Exhibit 3. Trends in price-standardized acute and outpatient hospital spending among Medicare beneficiaries in the intervention and control populations, 2007-2013.

Exhibit 3

These graphs show unadjusted annual price-standardized spending for acute and outpatient hospital services in the intervention and control populations. The error bars denote 95% confidence intervals and were calculated using standard errors clustered at the ZIP code level. Because Maryland’s global budget program for rural hospitals was implemented in July 2010, we omitted 2010 from our regression analyses. Separate trends for price-standardized spending associated with hospital stays and emergency department visits that did not lead to an admission are plotted in Appendix Exhibit 8.

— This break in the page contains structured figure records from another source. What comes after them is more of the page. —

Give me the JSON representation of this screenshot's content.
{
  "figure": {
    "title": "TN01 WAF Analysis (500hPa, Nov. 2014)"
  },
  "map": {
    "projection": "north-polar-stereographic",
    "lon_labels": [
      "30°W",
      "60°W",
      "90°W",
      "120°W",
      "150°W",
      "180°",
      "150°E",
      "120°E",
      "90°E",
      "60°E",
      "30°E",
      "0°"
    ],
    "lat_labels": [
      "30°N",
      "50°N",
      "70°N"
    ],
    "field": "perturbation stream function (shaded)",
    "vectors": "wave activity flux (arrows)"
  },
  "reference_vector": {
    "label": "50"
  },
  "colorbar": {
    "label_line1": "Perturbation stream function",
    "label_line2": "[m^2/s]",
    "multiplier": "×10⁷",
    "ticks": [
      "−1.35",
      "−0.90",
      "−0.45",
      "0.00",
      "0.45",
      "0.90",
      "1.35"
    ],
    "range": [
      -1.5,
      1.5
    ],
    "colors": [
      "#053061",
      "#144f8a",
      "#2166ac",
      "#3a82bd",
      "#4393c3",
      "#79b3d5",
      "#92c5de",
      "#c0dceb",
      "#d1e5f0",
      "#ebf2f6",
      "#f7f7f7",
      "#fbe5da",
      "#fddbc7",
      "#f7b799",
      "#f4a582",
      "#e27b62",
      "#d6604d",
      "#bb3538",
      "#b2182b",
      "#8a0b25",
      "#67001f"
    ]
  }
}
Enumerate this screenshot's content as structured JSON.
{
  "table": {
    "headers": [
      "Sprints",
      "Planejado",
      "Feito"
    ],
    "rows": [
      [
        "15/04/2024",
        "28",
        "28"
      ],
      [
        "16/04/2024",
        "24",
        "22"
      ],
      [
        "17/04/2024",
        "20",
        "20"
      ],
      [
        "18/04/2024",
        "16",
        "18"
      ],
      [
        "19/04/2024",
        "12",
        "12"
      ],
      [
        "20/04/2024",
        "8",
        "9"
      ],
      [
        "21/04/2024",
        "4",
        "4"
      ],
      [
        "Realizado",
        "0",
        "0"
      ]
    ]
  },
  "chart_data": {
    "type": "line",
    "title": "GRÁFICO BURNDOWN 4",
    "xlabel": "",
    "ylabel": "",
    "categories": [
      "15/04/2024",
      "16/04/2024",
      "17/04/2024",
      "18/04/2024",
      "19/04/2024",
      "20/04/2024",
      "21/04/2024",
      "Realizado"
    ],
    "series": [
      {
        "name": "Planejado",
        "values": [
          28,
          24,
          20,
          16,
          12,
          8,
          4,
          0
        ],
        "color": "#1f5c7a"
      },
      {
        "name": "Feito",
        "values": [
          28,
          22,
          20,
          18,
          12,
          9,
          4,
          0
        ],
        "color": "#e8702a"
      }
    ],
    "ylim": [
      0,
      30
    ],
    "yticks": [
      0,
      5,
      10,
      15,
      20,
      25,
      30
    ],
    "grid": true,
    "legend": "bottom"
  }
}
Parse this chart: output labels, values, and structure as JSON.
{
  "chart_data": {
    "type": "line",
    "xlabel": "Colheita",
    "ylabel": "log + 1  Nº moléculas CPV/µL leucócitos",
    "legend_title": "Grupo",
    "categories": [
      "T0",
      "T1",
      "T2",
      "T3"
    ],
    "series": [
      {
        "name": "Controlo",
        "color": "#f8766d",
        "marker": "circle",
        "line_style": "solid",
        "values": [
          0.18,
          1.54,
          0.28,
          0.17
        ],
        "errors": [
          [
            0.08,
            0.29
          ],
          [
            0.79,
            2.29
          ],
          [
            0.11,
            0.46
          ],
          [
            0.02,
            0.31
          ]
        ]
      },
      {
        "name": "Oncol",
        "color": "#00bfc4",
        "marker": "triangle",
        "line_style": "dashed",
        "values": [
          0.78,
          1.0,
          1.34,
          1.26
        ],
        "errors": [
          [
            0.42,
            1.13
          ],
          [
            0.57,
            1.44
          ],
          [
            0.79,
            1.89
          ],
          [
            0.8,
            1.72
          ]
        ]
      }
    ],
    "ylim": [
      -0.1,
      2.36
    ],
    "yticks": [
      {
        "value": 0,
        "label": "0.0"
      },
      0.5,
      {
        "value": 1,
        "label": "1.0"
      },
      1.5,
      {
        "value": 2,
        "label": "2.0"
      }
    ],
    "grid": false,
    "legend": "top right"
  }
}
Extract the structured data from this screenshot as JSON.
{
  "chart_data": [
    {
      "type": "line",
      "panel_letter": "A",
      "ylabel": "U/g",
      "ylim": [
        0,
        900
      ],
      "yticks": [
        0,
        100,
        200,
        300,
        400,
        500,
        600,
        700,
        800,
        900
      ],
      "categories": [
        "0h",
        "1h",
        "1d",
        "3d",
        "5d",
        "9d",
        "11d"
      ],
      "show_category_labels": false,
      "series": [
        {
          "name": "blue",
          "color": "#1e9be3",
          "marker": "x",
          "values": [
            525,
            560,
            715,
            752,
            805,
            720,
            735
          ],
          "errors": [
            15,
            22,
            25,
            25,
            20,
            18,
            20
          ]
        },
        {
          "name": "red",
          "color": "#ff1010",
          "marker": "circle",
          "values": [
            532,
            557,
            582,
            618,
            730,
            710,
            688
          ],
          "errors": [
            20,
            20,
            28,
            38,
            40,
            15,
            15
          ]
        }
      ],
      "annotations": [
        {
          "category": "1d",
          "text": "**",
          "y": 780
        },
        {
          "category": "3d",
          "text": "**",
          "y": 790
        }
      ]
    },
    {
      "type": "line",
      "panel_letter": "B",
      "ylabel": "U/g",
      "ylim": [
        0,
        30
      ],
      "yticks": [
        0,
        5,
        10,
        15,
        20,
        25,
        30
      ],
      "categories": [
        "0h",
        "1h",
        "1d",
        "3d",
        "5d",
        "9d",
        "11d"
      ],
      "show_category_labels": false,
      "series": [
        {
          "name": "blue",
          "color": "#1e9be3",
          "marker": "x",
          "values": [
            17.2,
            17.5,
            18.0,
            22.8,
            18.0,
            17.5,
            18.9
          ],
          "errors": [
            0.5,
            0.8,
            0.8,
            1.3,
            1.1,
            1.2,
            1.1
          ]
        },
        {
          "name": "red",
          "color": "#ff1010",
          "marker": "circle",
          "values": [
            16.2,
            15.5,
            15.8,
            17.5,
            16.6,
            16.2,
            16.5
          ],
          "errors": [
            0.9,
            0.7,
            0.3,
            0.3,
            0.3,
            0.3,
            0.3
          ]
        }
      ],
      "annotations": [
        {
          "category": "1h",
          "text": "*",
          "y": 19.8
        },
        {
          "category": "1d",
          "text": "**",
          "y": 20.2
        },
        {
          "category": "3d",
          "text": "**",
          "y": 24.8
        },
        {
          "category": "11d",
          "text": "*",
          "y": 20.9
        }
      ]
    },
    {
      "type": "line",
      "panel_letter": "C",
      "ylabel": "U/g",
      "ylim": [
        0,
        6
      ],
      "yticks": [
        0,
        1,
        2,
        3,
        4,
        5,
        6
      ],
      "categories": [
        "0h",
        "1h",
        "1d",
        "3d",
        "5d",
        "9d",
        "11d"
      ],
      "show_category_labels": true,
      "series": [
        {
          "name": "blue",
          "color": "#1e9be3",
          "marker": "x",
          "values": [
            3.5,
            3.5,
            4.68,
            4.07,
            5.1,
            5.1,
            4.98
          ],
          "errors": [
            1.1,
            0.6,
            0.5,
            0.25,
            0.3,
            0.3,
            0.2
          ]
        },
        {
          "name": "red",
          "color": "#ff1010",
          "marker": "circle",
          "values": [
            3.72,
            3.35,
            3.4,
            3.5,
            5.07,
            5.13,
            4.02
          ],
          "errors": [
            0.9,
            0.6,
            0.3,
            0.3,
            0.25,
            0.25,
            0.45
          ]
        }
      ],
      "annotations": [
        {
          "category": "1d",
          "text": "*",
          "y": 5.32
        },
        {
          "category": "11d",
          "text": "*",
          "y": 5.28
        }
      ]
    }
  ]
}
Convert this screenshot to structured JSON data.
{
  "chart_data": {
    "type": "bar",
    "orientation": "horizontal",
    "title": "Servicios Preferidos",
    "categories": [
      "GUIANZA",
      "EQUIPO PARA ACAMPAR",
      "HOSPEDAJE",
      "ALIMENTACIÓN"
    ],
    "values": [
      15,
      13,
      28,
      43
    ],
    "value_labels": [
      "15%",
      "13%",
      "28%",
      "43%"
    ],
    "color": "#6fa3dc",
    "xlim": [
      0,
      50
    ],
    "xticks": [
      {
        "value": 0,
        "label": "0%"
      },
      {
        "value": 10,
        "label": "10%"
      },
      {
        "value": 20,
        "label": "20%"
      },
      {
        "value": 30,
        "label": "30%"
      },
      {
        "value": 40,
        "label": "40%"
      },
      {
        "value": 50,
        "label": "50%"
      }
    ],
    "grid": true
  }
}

a Defined as the sum of price-standardized spending associated with hospital stays (inpatient admissions and observation-unit stays) and non-admitted emergency department visits. Because hospital prices were subject to change under Maryland’s global budget program, we price-standardized spending by applying mean national prices (measured annually at the level of Diagnosis-Related Groups for inpatient claims, revenue codes for observation-unit claims, and procedure codes for non-admitted emergency department claims) to claims for the corresponding categories of acute hospital use. Mean prices were calculated annually using Medicare claims from hospitals outside of Maryland. See Section 3 of the Appendix for additional information about the measures’ construction.

b We price-standardized spending for hospital outpatient department services, excluding emergency department visits and observation stays, by applying national average procedure code-level prices to hospital outpatient department claims. Standardized prices were assessed annually from national Medicare claims, excluding hospitals in Maryland.